VirtualDub contains a rather brute-force workaround for this problem: it wraps all calls to video codecs, audio codecs, and video filters with a pair of routines that checks for and fixes broken FPU/MMX state. This protects VirtualDub from having its floating-point calculations screwed up by a broken driver. It also works the other way, too — if I screw up, the FPU state will be reset before the external routine is invoked. 1.6.7 will be even more aggressive and will check for such issues whenever the primary message loop is idle.

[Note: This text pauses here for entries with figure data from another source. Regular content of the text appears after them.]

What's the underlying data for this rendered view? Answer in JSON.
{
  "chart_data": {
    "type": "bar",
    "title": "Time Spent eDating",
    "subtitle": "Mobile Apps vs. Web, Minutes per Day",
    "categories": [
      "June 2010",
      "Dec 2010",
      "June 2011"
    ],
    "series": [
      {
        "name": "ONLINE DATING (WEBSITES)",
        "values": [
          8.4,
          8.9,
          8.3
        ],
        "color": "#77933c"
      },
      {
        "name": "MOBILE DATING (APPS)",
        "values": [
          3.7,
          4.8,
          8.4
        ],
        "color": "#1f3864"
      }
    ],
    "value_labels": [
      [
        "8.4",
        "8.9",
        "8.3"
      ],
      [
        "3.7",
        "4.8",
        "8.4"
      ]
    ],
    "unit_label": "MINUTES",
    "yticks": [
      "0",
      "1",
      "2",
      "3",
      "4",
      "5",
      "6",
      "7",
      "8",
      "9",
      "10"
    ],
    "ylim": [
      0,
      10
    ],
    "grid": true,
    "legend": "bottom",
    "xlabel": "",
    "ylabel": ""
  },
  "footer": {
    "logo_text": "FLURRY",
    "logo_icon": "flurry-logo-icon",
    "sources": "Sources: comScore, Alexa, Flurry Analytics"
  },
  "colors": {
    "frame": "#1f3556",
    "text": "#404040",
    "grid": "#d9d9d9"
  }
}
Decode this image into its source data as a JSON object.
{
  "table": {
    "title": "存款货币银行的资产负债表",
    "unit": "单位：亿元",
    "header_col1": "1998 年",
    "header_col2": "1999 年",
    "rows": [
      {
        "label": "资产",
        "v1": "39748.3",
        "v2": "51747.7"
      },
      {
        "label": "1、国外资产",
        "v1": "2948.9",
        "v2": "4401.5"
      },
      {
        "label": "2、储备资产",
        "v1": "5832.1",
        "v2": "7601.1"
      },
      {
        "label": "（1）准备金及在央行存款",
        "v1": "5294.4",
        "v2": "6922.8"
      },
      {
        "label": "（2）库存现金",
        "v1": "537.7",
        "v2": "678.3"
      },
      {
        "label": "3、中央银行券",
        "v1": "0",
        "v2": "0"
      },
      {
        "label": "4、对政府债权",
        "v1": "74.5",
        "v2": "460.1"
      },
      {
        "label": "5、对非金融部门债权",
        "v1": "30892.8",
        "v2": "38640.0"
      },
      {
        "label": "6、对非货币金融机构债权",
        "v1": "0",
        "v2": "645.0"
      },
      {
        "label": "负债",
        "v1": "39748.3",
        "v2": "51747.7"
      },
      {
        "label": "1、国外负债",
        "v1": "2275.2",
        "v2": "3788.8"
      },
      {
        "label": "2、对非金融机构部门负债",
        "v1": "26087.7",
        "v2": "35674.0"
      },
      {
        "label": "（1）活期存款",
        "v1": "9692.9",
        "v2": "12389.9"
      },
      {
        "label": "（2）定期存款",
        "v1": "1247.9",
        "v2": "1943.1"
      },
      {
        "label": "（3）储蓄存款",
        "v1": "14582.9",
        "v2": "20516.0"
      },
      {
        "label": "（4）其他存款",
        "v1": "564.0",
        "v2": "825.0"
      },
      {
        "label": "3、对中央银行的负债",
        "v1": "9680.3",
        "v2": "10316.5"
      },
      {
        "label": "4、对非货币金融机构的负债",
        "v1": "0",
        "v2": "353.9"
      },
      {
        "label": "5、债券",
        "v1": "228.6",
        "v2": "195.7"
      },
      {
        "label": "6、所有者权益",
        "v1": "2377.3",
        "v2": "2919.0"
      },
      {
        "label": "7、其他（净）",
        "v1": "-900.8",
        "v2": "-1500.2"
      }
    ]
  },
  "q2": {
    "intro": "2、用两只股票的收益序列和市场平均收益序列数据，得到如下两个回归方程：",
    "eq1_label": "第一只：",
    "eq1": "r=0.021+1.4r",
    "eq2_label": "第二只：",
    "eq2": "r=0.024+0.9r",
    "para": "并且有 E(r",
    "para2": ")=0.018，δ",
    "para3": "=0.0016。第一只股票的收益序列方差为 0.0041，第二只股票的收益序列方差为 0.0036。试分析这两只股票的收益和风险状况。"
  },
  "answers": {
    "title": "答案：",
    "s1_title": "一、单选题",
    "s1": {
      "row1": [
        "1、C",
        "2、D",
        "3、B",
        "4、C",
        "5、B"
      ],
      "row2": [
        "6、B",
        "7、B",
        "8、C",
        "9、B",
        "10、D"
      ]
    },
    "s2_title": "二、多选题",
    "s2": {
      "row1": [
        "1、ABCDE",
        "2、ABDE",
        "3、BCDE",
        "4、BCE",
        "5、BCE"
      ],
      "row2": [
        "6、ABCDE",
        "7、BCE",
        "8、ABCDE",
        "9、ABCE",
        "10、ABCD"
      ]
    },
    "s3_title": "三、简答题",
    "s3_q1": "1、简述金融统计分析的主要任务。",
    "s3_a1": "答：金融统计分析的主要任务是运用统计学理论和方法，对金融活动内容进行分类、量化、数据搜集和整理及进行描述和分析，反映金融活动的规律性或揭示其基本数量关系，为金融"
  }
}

It wouldn't be fair if I just knocked Borland for this problem. While DLLs built with Visual C++ don't commit this particular sin, Microsoft has committed a far worse one in the Direct3D API. Initializing Direct3D with default settings causes the precision bits in the floating-point control word to be reset such that FPU calculations always occur with 24-bit precision (single precision / float). This is much more serious as it causes roundoff errors to become much larger, and it means that double-precision math can no longer represent all valid values of a 32-bit int. For this reason, if you invoke Direct3D within an application that may not be expecting it, such as within a video filter, you should set the D3DCREATE_FPU_PRESERVE flag when creating the device. VirtualDub does this in its display code to ensure that the accuracy of its floating-point calculations is not disturbed.